HA berkata: “Ustadz, dalil-dalil yang Anda ajukan dari Khulafaur Rasyidin, seperti dari Khalifah Umar, Utsman dan Ali, itu tidak bisa dijadikan dalil bid’ah hasanah. Karena  mereka  termasuk  Khulafaur  Rasyidin.  Dan  Rasulullah  shallallahu  alaihi wa sallam telah memerintahkan kita mengikuti Khulafaur Rasyidin, dalam hadits ‘alaikum bisunnati wa sunnatil khulafair rasyidin al-mahdiyyin (ikutilah sunnahku dan sunnah Khulafaur Rasyidin yang memperoleh petunjuk).
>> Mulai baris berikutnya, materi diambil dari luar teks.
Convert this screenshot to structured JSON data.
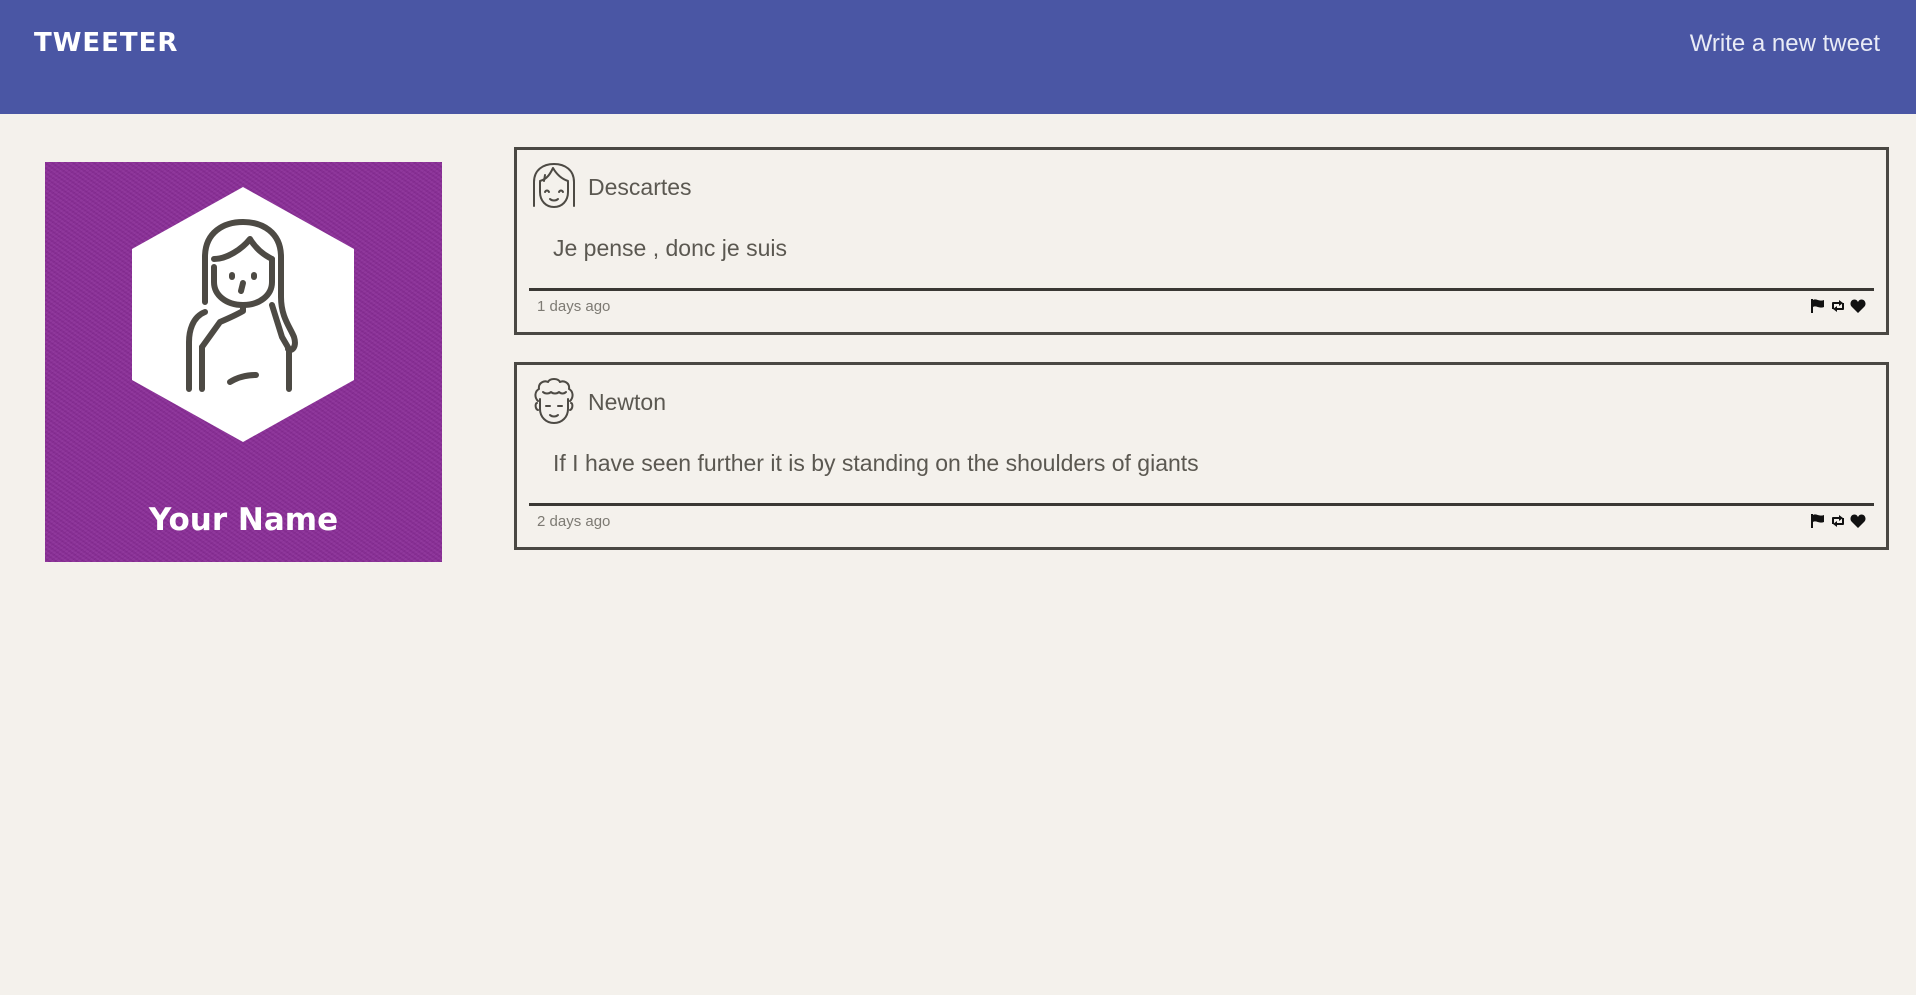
{
  "header": {
    "brand": "TWEETER",
    "compose_label": "Write a new tweet",
    "background_color": "#4a56a4"
  },
  "profile": {
    "name": "Your Name",
    "avatar_icon": "woman-avatar-icon",
    "background_color": "#8a2d97"
  },
  "tweets": [
    {
      "author": "Descartes",
      "avatar_icon": "girl-avatar-icon",
      "text": "Je pense , donc je suis",
      "time": "1 days ago",
      "actions": [
        "flag-icon",
        "retweet-icon",
        "heart-icon"
      ]
    },
    {
      "author": "Newton",
      "avatar_icon": "man-avatar-icon",
      "text": "If I have seen further it is by standing on the shoulders of giants",
      "time": "2 days ago",
      "actions": [
        "flag-icon",
        "retweet-icon",
        "heart-icon"
      ]
    }
  ]
}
Dengan demikian, apa yang mereka lakukan sebenarnya termasuk Sunnah berdasarkan hadits ini.”
Saya  menjawab:  “Ustadz  Husni  yang  saya  hormati,  menurut  hemat  kami sebenarnya  yang  tidak  mengikuti  Khulafaur  Rasyidin  itu  orang  yang  menolak bid’ah  hasanah  seperti  Anda.  Karena  Khulafaur  Rasyidin  sendiri  melakukan bid’ah  hasanah.  Rasulullah  shallallahu  alaihi  wa  sallam  memerintahkan  kita mengikuti  Khufaur  Rasyidin.  Sementara  Khulafaur  Rasyidin  melakukan  bid’ah hasanah.  Berarti  Rasulullah  shallallahu  alaihi  wa  sallam  memerintahkan  kita melakukan  bid’ah  hasanah.  Dengan  demikian  kami  yang berpendapat  dengan adanya bid’ah hasanah itu sebenarnya mengikuti Rasulullah shallallahu alaihi wa sallam  dan  Khulafaur  Rasyidin.  Oleh  karena  itu,  mari  kita  ikuti  Rasulullah shallallahu  alaihi  wa  sallam  dan  Khulafaur  Rasyidin dengan  melakukan  bid’ah hasanah sebanyak-banyaknya.”
HA berkata: “Ustadz Idrus, kalau Anda mengatakan bahwa hadits kullu bid’atin dhalalah  maknanya  terbatas  dengan  artian  bahwa  sebagian  bid’ah  itu  sesat, bukan semua bid’ah, lalu apakah Anda akan mengartikan teks berikutnya, yang berbunyi  wa  kullu  dhalalatin  finnar,  dengan  pengertian  yang  sama,  bahwa sebagian kesesatan itu masuk neraka, bukan semuanya. Apakah Ustadz berani
mengartikan demikian?”
Saya  menjawab:  “Ustadz  Husni  yang  saya  hormati,  dalam  mengartikan  atau membatasi jangkauan makna suatu ayat atau hadits, kita tidak boleh mengikuti hawa nafsu. Akan tetapi kita harus mengikuti al-Qur’an dan Sunnah pula. Para ulama mengartikan teks hadits kullu bid’atin dhalalah dengan arti sebagian besar bid’ah  itu  sesat,  karena  ada  sekian  banyak  hadits  yang  menuntut  demikian.
Sedangkan  berkaitan  teks  berikutnya,  wa  kullu  dhalalatin  finnar  (setiap kesesatan  itu  di  neraka),  di  sini  kami  tegaskan,  bahwa  selama  kami  tidak menemukan dalil-dalil yang membatasi jangkauan maknanya, maka kami akan tetap berpegang pada keumumannya. Jadi makna seluruh atau sebagian dalam sebuah teks itu tergantung dalil. Yang namanya dalil, ya al-Qur’an dan Sunnah.
Jadi membatasi jangkauan makna dalil, dengan dalil  pula, bukan dengan hawa nafsu.” Demikianlah dialog saya dengan Ustadz HusniAbadi, di Denpasar pada akhir Juli 2010 yang lalu. 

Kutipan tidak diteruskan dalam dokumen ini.